Another problem is the large deficit spending in some of the provinces. Unlike U.S. states, Canadian provinces can freely borrow and spend without having to balance their budgets each year. During the 1990s many provinces trimmed their budgets and enacted reforms such as cutting welfare. Spending as a share of GDP fell. But over the past decade spending has risen again. Ontario, for example, has a spendthrift premier who has driven the provincial debt up to 37 percent of provincial GDP.

Canada’s structure of high individual income tax rates is another weakness. The top federal-provincial rate is 46 percent, according to the Organization for Economic Cooperation and Development.

That is higher than the top U.S. federal-state rate of 42 percent, although the U.S. rate would exceed Canada’s next year under President Obama’s proposals. Either way, the top rates in both countries are too high. Higher rates penalize the most productive people in the economy, who respond by working and investing less, which in turn stunts overall growth.

Canada is thus far from being a free-market nirvana. However, its reforms have been impressive and its economy has grown strongly. Its score on “economic freedom” in the Fraser Institute’s Economic Freedom of the World report is now higher than the score for the United States.

All this raises a question: Why can’t U.S. policymakers make major fiscal reforms like the Canadians have? One answer is that the U.S. governing structure — with its separated powers — makes rapid policy change more difficult than does the Canadian parliamentary system.

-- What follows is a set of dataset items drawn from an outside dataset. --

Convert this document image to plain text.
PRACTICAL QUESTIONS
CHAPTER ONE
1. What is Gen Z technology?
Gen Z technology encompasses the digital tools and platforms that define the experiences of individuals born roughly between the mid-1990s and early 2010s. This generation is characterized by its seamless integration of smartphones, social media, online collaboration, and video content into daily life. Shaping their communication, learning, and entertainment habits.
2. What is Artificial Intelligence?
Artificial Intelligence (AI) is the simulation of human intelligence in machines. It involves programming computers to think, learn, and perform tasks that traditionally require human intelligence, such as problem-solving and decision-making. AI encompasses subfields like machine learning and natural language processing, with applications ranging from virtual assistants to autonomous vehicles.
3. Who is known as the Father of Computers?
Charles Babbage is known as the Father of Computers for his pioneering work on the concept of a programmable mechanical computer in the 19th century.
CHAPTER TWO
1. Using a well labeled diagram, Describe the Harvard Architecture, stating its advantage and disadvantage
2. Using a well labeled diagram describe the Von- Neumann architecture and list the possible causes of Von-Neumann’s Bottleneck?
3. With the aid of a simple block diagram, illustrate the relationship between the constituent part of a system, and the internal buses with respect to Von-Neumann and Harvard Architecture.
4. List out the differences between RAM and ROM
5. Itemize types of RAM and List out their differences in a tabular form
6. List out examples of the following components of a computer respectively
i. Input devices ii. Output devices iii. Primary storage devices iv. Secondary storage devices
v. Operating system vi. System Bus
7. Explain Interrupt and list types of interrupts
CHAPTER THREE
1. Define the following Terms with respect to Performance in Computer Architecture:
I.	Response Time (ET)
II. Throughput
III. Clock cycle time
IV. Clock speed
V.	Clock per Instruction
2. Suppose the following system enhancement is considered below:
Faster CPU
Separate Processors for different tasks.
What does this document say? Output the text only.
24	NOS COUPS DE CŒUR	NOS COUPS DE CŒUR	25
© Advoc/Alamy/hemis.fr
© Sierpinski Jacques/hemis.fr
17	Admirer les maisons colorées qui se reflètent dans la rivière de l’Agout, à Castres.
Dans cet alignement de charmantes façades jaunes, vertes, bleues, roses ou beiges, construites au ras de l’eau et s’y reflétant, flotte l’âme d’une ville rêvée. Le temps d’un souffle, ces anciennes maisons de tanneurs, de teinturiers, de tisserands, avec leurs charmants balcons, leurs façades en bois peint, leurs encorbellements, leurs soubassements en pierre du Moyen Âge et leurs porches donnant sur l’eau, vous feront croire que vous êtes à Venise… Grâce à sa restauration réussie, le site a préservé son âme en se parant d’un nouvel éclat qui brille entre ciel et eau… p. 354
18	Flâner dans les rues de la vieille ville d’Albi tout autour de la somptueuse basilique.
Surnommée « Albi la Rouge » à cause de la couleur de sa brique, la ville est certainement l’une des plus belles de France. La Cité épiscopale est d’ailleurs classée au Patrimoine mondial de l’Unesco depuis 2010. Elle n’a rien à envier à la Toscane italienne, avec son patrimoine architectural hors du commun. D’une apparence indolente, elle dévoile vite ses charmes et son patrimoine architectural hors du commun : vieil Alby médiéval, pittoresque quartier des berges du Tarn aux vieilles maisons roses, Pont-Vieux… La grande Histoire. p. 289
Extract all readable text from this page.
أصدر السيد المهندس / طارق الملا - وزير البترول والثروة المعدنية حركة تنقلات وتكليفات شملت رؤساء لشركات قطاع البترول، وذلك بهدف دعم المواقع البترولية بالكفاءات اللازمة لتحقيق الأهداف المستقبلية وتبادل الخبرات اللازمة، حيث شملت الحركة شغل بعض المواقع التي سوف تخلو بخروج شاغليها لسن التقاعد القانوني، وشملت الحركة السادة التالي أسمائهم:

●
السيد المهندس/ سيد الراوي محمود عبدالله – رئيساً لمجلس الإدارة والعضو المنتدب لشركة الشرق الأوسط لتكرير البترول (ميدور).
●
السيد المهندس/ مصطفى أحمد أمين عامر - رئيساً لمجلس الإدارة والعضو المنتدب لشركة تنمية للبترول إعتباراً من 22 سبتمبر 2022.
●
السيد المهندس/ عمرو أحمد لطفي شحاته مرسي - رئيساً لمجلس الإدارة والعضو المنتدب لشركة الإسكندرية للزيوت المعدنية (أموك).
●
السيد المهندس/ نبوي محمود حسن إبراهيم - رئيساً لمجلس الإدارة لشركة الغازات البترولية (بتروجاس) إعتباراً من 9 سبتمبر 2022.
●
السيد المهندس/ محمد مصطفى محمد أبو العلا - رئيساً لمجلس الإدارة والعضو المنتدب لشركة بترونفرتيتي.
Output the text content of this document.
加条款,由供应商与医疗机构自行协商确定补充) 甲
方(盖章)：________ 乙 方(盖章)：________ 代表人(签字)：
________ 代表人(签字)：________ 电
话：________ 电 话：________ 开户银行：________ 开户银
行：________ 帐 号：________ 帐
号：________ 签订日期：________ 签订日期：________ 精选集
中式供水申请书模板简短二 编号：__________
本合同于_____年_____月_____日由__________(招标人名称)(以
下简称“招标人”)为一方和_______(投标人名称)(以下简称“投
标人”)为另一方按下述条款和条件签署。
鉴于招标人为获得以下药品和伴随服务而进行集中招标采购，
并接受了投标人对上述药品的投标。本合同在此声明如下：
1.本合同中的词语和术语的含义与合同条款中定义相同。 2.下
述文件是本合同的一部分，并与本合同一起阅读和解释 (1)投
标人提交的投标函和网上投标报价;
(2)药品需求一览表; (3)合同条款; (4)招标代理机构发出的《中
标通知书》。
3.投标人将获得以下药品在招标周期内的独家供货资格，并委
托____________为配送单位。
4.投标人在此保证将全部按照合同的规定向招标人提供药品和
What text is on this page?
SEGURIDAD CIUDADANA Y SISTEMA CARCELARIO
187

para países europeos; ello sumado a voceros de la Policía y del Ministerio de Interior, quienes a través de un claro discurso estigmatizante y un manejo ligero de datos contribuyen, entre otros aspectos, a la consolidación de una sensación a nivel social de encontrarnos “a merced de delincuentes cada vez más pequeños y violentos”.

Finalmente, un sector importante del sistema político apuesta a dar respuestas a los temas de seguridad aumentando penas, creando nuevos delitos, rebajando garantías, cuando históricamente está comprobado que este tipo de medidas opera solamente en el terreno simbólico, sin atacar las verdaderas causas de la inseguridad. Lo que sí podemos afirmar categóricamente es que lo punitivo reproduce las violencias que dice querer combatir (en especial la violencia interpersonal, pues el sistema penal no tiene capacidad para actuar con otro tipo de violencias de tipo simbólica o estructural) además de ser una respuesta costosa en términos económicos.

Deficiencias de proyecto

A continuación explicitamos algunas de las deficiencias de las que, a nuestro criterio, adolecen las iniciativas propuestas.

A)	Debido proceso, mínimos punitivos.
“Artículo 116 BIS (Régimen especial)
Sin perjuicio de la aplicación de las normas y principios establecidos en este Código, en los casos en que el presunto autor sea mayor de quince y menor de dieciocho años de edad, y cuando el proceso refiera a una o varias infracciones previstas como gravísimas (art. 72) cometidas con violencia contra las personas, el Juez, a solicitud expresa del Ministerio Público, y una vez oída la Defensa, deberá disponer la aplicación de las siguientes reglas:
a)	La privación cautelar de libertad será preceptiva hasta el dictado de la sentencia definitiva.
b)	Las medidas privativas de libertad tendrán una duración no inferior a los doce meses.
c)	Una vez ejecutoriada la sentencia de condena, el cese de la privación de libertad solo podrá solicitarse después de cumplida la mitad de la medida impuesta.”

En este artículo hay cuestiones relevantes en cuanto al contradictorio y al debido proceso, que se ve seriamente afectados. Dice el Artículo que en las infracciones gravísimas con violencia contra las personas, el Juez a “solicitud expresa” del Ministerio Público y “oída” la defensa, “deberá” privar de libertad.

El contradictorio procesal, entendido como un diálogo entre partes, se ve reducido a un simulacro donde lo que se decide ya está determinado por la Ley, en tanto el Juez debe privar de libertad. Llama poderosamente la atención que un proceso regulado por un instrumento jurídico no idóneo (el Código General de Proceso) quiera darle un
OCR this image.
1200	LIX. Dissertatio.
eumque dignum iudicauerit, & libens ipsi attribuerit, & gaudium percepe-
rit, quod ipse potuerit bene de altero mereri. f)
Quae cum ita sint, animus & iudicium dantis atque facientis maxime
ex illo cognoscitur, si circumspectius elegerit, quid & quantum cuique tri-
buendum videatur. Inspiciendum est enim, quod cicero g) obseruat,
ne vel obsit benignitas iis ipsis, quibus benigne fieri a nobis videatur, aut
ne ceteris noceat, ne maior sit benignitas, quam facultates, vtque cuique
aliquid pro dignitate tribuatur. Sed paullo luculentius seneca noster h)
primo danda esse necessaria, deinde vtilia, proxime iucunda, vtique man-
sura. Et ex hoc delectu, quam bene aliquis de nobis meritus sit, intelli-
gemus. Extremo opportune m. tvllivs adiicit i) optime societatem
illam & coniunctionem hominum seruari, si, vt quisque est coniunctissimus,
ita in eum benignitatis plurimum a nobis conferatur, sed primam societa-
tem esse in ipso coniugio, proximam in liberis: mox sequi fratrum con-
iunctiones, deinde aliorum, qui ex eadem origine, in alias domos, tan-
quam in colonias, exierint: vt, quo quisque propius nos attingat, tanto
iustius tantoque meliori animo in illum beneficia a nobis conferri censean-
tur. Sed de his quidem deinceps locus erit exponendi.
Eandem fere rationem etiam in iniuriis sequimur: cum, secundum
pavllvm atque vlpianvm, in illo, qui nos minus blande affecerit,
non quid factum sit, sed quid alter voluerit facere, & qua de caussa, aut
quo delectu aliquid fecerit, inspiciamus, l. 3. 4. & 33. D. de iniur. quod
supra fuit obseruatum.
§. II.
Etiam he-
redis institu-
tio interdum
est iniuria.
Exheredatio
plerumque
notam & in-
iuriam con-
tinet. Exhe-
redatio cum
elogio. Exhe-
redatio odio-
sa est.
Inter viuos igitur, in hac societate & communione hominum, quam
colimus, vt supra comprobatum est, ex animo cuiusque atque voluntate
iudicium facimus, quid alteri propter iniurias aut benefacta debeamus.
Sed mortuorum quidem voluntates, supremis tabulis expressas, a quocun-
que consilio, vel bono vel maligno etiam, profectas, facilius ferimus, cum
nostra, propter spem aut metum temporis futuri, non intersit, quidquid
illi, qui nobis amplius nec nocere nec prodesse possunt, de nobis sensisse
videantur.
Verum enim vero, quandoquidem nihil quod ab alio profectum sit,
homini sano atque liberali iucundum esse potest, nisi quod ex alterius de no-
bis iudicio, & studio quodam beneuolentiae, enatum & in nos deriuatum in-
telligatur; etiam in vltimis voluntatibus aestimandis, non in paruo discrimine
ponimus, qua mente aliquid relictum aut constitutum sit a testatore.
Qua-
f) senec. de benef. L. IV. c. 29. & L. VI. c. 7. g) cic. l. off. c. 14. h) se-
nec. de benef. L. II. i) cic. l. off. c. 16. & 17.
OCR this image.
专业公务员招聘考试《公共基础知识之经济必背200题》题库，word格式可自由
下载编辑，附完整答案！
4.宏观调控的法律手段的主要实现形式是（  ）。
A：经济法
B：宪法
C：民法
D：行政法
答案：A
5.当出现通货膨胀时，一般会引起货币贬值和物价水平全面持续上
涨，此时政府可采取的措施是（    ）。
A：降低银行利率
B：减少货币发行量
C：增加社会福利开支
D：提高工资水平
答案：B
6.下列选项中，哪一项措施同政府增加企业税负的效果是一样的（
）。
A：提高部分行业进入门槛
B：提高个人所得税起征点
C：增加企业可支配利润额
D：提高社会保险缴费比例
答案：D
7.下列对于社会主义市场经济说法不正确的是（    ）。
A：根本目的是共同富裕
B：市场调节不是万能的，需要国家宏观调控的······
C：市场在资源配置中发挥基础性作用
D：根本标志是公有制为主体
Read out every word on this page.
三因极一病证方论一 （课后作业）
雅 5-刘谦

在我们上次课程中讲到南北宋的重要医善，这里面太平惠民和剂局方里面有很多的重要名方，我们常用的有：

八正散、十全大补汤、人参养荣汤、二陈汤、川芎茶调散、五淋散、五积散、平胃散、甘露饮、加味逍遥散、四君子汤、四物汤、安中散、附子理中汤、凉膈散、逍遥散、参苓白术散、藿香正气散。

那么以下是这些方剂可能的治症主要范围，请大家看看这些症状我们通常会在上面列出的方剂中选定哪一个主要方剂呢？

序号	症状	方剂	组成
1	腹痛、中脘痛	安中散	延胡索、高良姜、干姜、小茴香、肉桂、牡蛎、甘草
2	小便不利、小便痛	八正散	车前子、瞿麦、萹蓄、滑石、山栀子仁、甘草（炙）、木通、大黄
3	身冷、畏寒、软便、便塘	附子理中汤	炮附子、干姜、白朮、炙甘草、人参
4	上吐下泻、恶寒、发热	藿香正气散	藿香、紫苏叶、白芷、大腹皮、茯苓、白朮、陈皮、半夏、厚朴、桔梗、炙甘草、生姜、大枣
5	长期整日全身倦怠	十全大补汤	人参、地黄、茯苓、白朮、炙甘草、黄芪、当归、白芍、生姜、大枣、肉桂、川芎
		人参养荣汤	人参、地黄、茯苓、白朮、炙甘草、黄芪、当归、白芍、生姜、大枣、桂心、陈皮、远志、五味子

A more important factor, however, has been that the Democrats in the United States have moved so far to the left on economic issues that it makes the type of pro-market reforms Canada enacted very difficult to achieve. Many of the Canadian reforms were enacted by a Liberal Party that moved from the political left to the center. At the same time, the rising Reform Party essentially displaced the old Progressive Conservative Party, which had moved too far to the left. Voters did their part by supporting the reform-minded parties at the ballot box.

In 2010, American voters demanded cuts to government spending and debt. Some members of Congress are heeding the call and introducing plans to restructure entitlements and terminate programs. However, most policymakers are still resisting the major spending cuts, privatization, and other Canadian-style reforms that we need to avert a fiscal crisis and restore strong economic growth to the United States.